Apple will no longer be able to say that it has decided Jobs' health is a private matter by choosing to comment on it in such a fashion Monday. "Having said it once, they've created a situation where if they don't say it again, people are going to think the worst," said Jay Lorsch, a professor of human relations at Harvard Business School.
Jobs said he expected to regain much of the weight he lost by late spring: will Apple have to issue an update to that effect to quell speculation that he's suffering from something worse? Will they have to make another update late in 2009 after predictable rumors grow that Jobs is once again losing weight?
One way Apple could avoid having to go down that road is by making its succession plan clearer, Lorsch said. Apple hasn't shared any details, but has hinted that it has a plan in place to deal with Jobs' eventual decision to leave the company.
Now may be the time to make that plan known, Lorsch said. This is a tricky decision, because announcing such a plan has the potential to create internal competition for the role or tension among those who were not chosen. Still, if anything happens to Jobs and Apple seems seems ill-prepared, questions will be raised regarding whether the board is doing its job.
Dealing with the issues surrounding Jobs' health during the last six months has presented quite a minefield for Apple.

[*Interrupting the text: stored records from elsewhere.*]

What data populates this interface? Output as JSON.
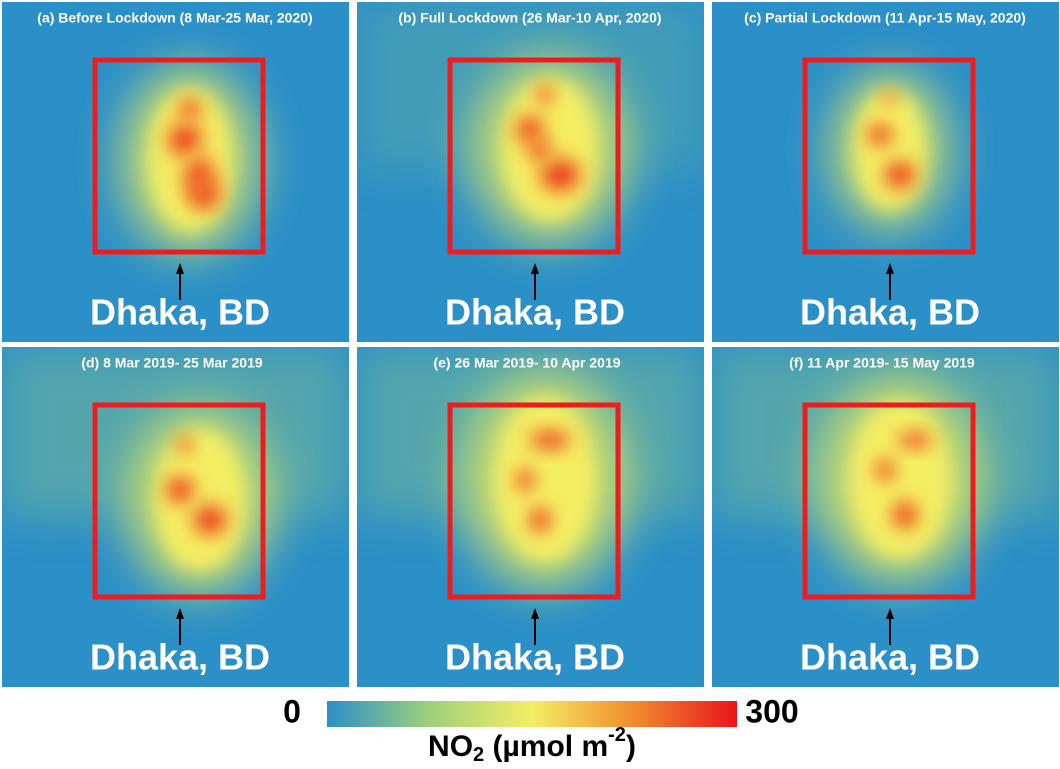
{
  "panels": [
    {
      "title": "(a) Before Lockdown (8 Mar-25 Mar,  2020)",
      "place": "Dhaka, BD"
    },
    {
      "title": "(b) Full Lockdown (26 Mar-10 Apr, 2020)",
      "place": "Dhaka, BD"
    },
    {
      "title": "(c) Partial Lockdown (11 Apr-15 May, 2020)",
      "place": "Dhaka, BD"
    },
    {
      "title": "(d) 8 Mar 2019- 25 Mar 2019",
      "place": "Dhaka, BD"
    },
    {
      "title": "(e) 26 Mar 2019- 10 Apr 2019",
      "place": "Dhaka, BD"
    },
    {
      "title": "(f) 11 Apr 2019- 15 May 2019",
      "place": "Dhaka, BD"
    }
  ],
  "colorbar": {
    "min": 0,
    "max": 300,
    "colors": [
      "#2b8fc8",
      "#9fd07a",
      "#f4ee63",
      "#f28a2e",
      "#e8141c"
    ],
    "label": {
      "base": "NO",
      "sub": "2",
      "unit": " (µmol m",
      "sup": "-2",
      "close": ")"
    }
  }
}
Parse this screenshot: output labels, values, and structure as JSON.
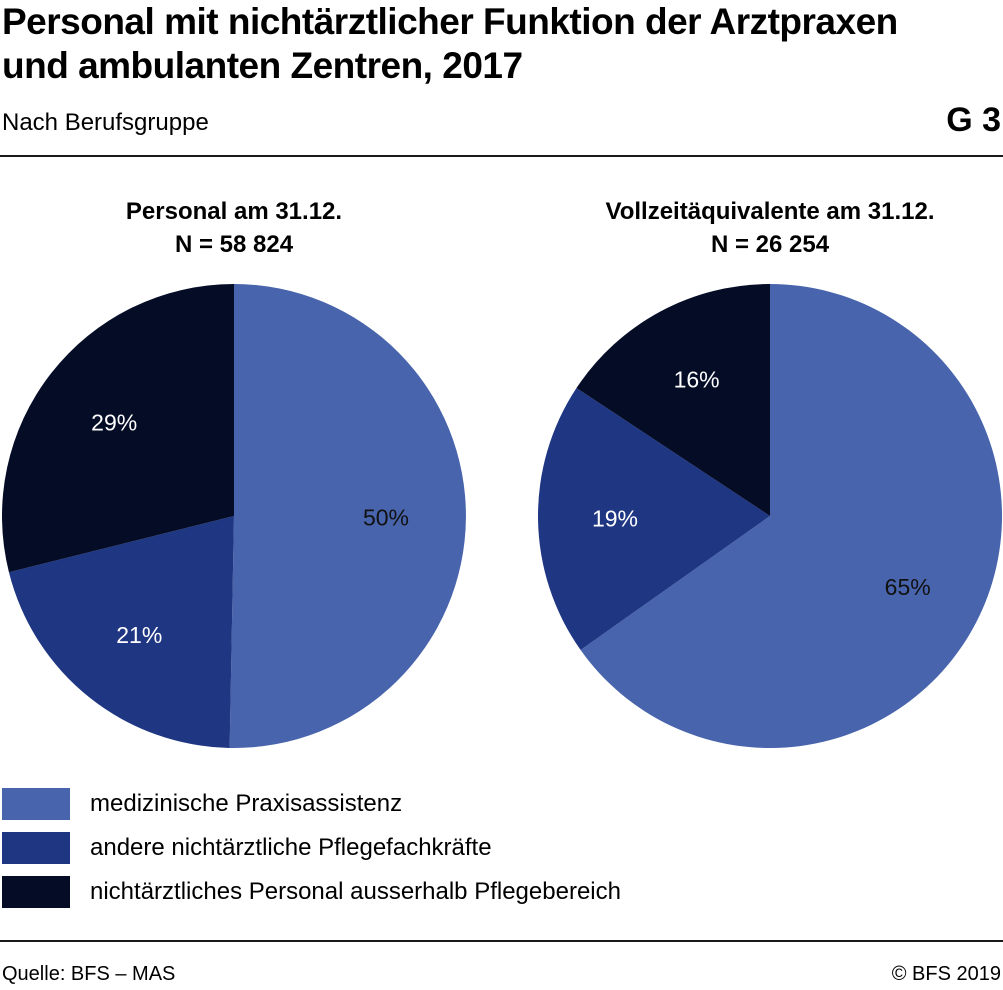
{
  "header": {
    "title": "Personal mit nichtärztlicher Funktion der Arztpraxen und ambulanten Zentren, 2017",
    "subtitle": "Nach Berufsgruppe",
    "chart_id": "G 3"
  },
  "footer": {
    "source": "Quelle: BFS – MAS",
    "copyright": "© BFS 2019"
  },
  "colors": {
    "medizinische_praxisassistenz": "#4864AC",
    "andere_pflegefachkraefte": "#1F3683",
    "ausserhalb_pflegebereich": "#050C26"
  },
  "legend": [
    {
      "label": "medizinische Praxisassistenz",
      "color": "#4864AC"
    },
    {
      "label": "andere nichtärztliche Pflegefachkräfte",
      "color": "#1F3683"
    },
    {
      "label": "nichtärztliches Personal ausserhalb Pflegebereich",
      "color": "#050C26"
    }
  ],
  "chart_data": [
    {
      "type": "pie",
      "title": "Personal am 31.12.",
      "subtitle": "N = 58 824",
      "categories": [
        "medizinische Praxisassistenz",
        "andere nichtärztliche Pflegefachkräfte",
        "nichtärztliches Personal ausserhalb Pflegebereich"
      ],
      "values": [
        50.3,
        20.8,
        28.9
      ],
      "labels": [
        "50%",
        "21%",
        "29%"
      ]
    },
    {
      "type": "pie",
      "title": "Vollzeitäquivalente am 31.12.",
      "subtitle": "N = 26 254",
      "categories": [
        "medizinische Praxisassistenz",
        "andere nichtärztliche Pflegefachkräfte",
        "nichtärztliches Personal ausserhalb Pflegebereich"
      ],
      "values": [
        65.2,
        19.1,
        15.7
      ],
      "labels": [
        "65%",
        "19%",
        "16%"
      ]
    }
  ]
}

It has had to walk a fine line between the privacy concerns of its indomitable founder and the damage caused by those trafficking in The Steve Jobs Deathwatch.
But in twice declining to directly address concerns over Jobs' health--first in June, and then in December--and then going public in such a fashion Monday, Apple has set itself up for ongoing discussions regarding Jobs' health. In the future, it will be hard pressed to claim Jobs' right to privacy when new questions arise.
And clearly, this famously reticent company must now tread carefully. Jobs had more than a "common bug" plaguing him in 2008, and while Apple deftly avoided linking his absence from Macworld with his hormone imbalance in Monday's open letter, it seems hard to believe his health played no role in that decision.